Delays in parole verdicts are costing millions

15 Jun 09
Parole decisions are being held up at a cost of millions of pounds a year due to increased caseloads and inefficiency across criminal justice agencies, MPs have said.

By David Williams

Parole decisions are being held up at a cost of millions of pounds a year due to increased caseloads and inefficiency across criminal justice agencies, MPs have said.

Parole decisions are being held up at a cost of millions of pounds a year due to increased caseloads and inefficiency across criminal justice agencies, MPs have said.

A Public Accounts Committee inquiry into the Parole Board identified a series of factors that are leading to delays in two-thirds of parole cases, with at least 20% a year delayed.

Harry Fletcher, assistant general secretary of the National Association of Probation Officers, said the board was suffering from a casework overload.

Although delays have blighted the system for years, the recent increase was partly down to more offenders requesting oral hearings, said Fletcher.

‘There are an additional 1,000 to 2,000 places being taken up in the prison system because of delays,’ he said. ‘It’s crazy economics. The Parole Board hasn’t got enough staff to process cases on time.
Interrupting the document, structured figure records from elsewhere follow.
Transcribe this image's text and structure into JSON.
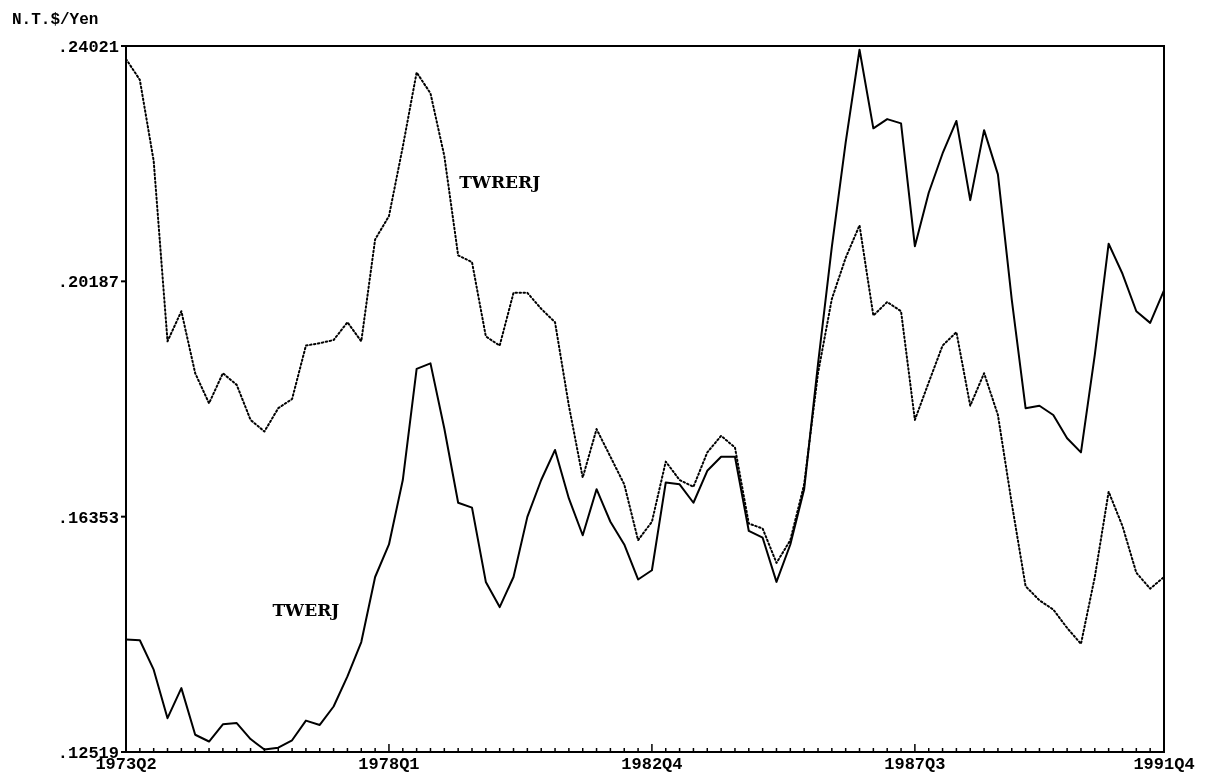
{
  "chart_data": {
    "type": "line",
    "ylabel": "N.T.$/Yen",
    "categories": [
      "1973Q2",
      null,
      null,
      null,
      null,
      null,
      null,
      null,
      null,
      null,
      null,
      null,
      null,
      null,
      null,
      null,
      null,
      null,
      null,
      "1978Q1",
      null,
      null,
      null,
      null,
      null,
      null,
      null,
      null,
      null,
      null,
      null,
      null,
      null,
      null,
      null,
      null,
      null,
      null,
      "1982Q4",
      null,
      null,
      null,
      null,
      null,
      null,
      null,
      null,
      null,
      null,
      null,
      null,
      null,
      null,
      null,
      null,
      null,
      null,
      "1987Q3",
      null,
      null,
      null,
      null,
      null,
      null,
      null,
      null,
      null,
      null,
      null,
      null,
      null,
      null,
      null,
      null,
      null,
      "1991Q4"
    ],
    "ylim": [
      0.12519,
      0.24021
    ],
    "yticks": [
      {
        "value": 0.12519,
        "label": ".12519"
      },
      {
        "value": 0.16353,
        "label": ".16353"
      },
      {
        "value": 0.20187,
        "label": ".20187"
      },
      {
        "value": 0.24021,
        "label": ".24021"
      }
    ],
    "grid": false,
    "marker": "none",
    "series": [
      {
        "name": "TWRERJ",
        "color": "#000000",
        "line_style": "dotted",
        "values": [
          0.2381,
          0.2347,
          0.2215,
          0.1921,
          0.197,
          0.1869,
          0.182,
          0.1869,
          0.185,
          0.1793,
          0.1774,
          0.1812,
          0.1827,
          0.1914,
          0.1918,
          0.1923,
          0.1952,
          0.1921,
          0.2087,
          0.2125,
          0.2238,
          0.2359,
          0.2325,
          0.2223,
          0.2061,
          0.205,
          0.1929,
          0.1914,
          0.2,
          0.2,
          0.1974,
          0.1952,
          0.1816,
          0.1699,
          0.1778,
          0.1733,
          0.1688,
          0.1597,
          0.1627,
          0.1725,
          0.1695,
          0.1684,
          0.174,
          0.1767,
          0.1748,
          0.1624,
          0.1616,
          0.156,
          0.1597,
          0.1688,
          0.1869,
          0.199,
          0.2057,
          0.211,
          0.1963,
          0.1985,
          0.197,
          0.1793,
          0.1854,
          0.1914,
          0.1936,
          0.1816,
          0.1869,
          0.1801,
          0.1657,
          0.1522,
          0.1499,
          0.1484,
          0.1454,
          0.1428,
          0.1537,
          0.1676,
          0.162,
          0.1544,
          0.1518,
          0.1537
        ]
      },
      {
        "name": "TWERJ",
        "color": "#000000",
        "line_style": "solid",
        "values": [
          0.1435,
          0.1434,
          0.1386,
          0.1307,
          0.1356,
          0.128,
          0.1269,
          0.1297,
          0.1299,
          0.1273,
          0.1256,
          0.1259,
          0.1271,
          0.1303,
          0.1296,
          0.1326,
          0.1375,
          0.1431,
          0.1537,
          0.159,
          0.1695,
          0.1876,
          0.1885,
          0.1779,
          0.1658,
          0.165,
          0.1529,
          0.1488,
          0.1537,
          0.1635,
          0.1695,
          0.1744,
          0.1665,
          0.1605,
          0.168,
          0.1627,
          0.159,
          0.1533,
          0.1548,
          0.1691,
          0.1688,
          0.1658,
          0.171,
          0.1733,
          0.1733,
          0.1612,
          0.1601,
          0.1529,
          0.159,
          0.168,
          0.1884,
          0.2075,
          0.2245,
          0.2396,
          0.2268,
          0.2283,
          0.2276,
          0.2076,
          0.2163,
          0.2227,
          0.228,
          0.2151,
          0.2265,
          0.2193,
          0.1989,
          0.1812,
          0.1816,
          0.1801,
          0.1763,
          0.174,
          0.1899,
          0.208,
          0.2031,
          0.197,
          0.1951,
          0.2004
        ]
      }
    ]
  }
}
It costs the prison service millions in keeping them inside, but there doesn’t seem to be a mechanism to give more funding to the Parole Board.’

The PAC said the board’s workload had doubled in five years due to an increasing prison population and a shift towards sentences of an indeterminate length, brought in under the 2003 Criminal Justice Act.

The board’s job is made harder by prison and probation services regularly failing to supply relevant information on offenders in time for hearings.

The delays alone cost £1m per year. The cost of keeping behind bars offenders who could have been released adds another almost £2m annually, the PAC estimates. Together, these costs are worth more than a third of the Parole Board’s £7.4m budget.

The PAC called the delays ‘completely unacceptable’, recommending that the board set targets for reducing them.